Gracie picked her head off Ellis’ shoulder. “Why does anyone care about the accident?”

Ellis wasn’t sure she knew why the accident had lodged in the nation’s consciousness. She felt it was somehow connected to the way the world had shrunk. How could she explain to her eleven-year-old daughter that their own family’s grief had become the country’s grief?

“No other accident involved as many cars, or as many deaths,” Ellis said and kissed her daughter on her perfect nose.

“But why does it matter now?” Gracie often persisted in asking questions beyond her ability to understand. When she was four she responded to all requests with one of two words: why or no. Frank or Ellis, on days when they were most frustrated with keeping charge of four children, would throw up their hands and tell the girl “because that’s what God wants.” Gracie had grown up in prayer circles held around her mother’s hospital bed and truly believed that God was the end of the line. She would, unlike the other children, always believe this.

“I don’t know,” Ellis said, but Frank had already overheard his daughter’s question and was recounting a dozen facts about the accident that made it, as he liked to say, newsworthy.

It bothered her that after nearly twenty years of marriage Frank still didn’t understand that just because she didn’t answer quickly didn’t mean she didn’t have an answer.

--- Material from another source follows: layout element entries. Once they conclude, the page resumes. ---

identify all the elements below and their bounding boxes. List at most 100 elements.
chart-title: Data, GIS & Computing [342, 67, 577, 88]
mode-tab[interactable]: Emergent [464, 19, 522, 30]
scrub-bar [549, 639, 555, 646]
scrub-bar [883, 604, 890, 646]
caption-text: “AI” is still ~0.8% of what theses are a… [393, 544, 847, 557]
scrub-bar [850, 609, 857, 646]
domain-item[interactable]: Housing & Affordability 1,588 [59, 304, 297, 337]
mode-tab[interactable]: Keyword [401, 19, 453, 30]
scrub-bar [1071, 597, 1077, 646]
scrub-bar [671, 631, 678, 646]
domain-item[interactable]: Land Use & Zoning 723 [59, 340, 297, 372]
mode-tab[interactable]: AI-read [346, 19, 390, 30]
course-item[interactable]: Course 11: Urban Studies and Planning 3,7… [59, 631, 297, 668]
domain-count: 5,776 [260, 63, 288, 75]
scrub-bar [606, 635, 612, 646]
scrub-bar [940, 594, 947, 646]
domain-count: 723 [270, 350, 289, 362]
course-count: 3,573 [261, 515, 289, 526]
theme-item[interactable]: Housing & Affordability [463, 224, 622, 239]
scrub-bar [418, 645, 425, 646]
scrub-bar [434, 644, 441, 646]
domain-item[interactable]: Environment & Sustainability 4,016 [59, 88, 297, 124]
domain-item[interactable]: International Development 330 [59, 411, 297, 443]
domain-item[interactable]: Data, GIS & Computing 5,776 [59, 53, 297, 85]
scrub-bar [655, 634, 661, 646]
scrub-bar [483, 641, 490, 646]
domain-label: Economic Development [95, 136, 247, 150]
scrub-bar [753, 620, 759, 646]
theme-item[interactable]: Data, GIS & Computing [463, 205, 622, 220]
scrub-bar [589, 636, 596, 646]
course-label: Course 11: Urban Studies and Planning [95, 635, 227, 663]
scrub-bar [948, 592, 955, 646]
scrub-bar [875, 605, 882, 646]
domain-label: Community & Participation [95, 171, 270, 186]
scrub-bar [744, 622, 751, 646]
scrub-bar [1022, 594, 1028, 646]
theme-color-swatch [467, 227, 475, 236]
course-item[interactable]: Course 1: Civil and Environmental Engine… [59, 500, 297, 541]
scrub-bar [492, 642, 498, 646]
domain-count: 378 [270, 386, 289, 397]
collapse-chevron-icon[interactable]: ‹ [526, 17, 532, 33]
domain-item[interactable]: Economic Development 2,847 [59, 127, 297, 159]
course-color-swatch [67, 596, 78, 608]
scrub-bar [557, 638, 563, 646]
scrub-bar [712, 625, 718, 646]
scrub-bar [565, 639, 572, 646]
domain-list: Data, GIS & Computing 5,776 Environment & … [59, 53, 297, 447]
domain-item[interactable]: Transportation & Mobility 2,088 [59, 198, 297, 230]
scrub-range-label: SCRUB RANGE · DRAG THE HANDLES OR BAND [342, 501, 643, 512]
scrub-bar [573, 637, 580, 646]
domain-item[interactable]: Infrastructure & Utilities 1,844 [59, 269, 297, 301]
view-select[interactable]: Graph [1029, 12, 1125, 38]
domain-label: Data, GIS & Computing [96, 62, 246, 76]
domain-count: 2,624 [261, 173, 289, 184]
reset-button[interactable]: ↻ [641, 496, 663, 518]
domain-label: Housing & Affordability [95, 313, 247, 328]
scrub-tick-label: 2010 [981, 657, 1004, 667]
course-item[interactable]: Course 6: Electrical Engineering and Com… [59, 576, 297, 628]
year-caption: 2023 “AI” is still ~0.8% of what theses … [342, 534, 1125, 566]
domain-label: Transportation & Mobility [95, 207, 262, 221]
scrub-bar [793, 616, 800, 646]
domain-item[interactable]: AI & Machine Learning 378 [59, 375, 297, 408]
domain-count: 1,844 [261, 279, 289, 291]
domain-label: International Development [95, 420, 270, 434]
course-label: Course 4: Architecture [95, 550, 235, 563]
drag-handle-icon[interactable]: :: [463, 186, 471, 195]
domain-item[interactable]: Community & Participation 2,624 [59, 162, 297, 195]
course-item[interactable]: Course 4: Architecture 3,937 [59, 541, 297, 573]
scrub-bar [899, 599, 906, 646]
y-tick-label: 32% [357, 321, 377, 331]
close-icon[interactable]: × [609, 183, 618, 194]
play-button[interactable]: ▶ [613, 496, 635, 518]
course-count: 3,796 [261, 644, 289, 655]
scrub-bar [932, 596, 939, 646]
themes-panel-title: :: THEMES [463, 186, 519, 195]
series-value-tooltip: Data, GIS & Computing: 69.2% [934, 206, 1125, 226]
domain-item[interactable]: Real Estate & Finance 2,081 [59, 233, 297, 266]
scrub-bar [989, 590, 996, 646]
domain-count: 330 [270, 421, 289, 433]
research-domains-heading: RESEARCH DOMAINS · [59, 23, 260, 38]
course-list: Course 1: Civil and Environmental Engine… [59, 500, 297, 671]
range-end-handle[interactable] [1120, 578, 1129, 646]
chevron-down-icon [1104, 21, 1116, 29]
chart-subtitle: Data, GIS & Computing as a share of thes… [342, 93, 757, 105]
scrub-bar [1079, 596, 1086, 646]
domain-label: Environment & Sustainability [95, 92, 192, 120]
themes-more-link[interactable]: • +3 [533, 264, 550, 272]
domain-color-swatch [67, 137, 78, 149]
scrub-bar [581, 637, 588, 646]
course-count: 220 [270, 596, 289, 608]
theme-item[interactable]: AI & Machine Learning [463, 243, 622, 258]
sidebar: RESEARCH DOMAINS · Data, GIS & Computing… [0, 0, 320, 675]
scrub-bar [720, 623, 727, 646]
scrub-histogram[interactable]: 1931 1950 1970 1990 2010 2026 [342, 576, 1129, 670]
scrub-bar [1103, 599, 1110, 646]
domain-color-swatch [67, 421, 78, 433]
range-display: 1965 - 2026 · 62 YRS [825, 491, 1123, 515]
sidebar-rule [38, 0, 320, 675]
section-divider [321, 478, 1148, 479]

Ellis was trying to find the right way to tell her daughter that such tragedies made people acknowledge their mortality. Own it, she would have said to Gracie. The images of the 200-vehicle collision had become part of the nation’s psyche. Ellis closed her eyes and drew back into herself. The sounds of her family receded, becoming indistinct chatter. This was how it had been in the months after the accident, only now, she could tell from the pitch of their voices and the speed of their words, that they were excited. Her family was no longer mourning.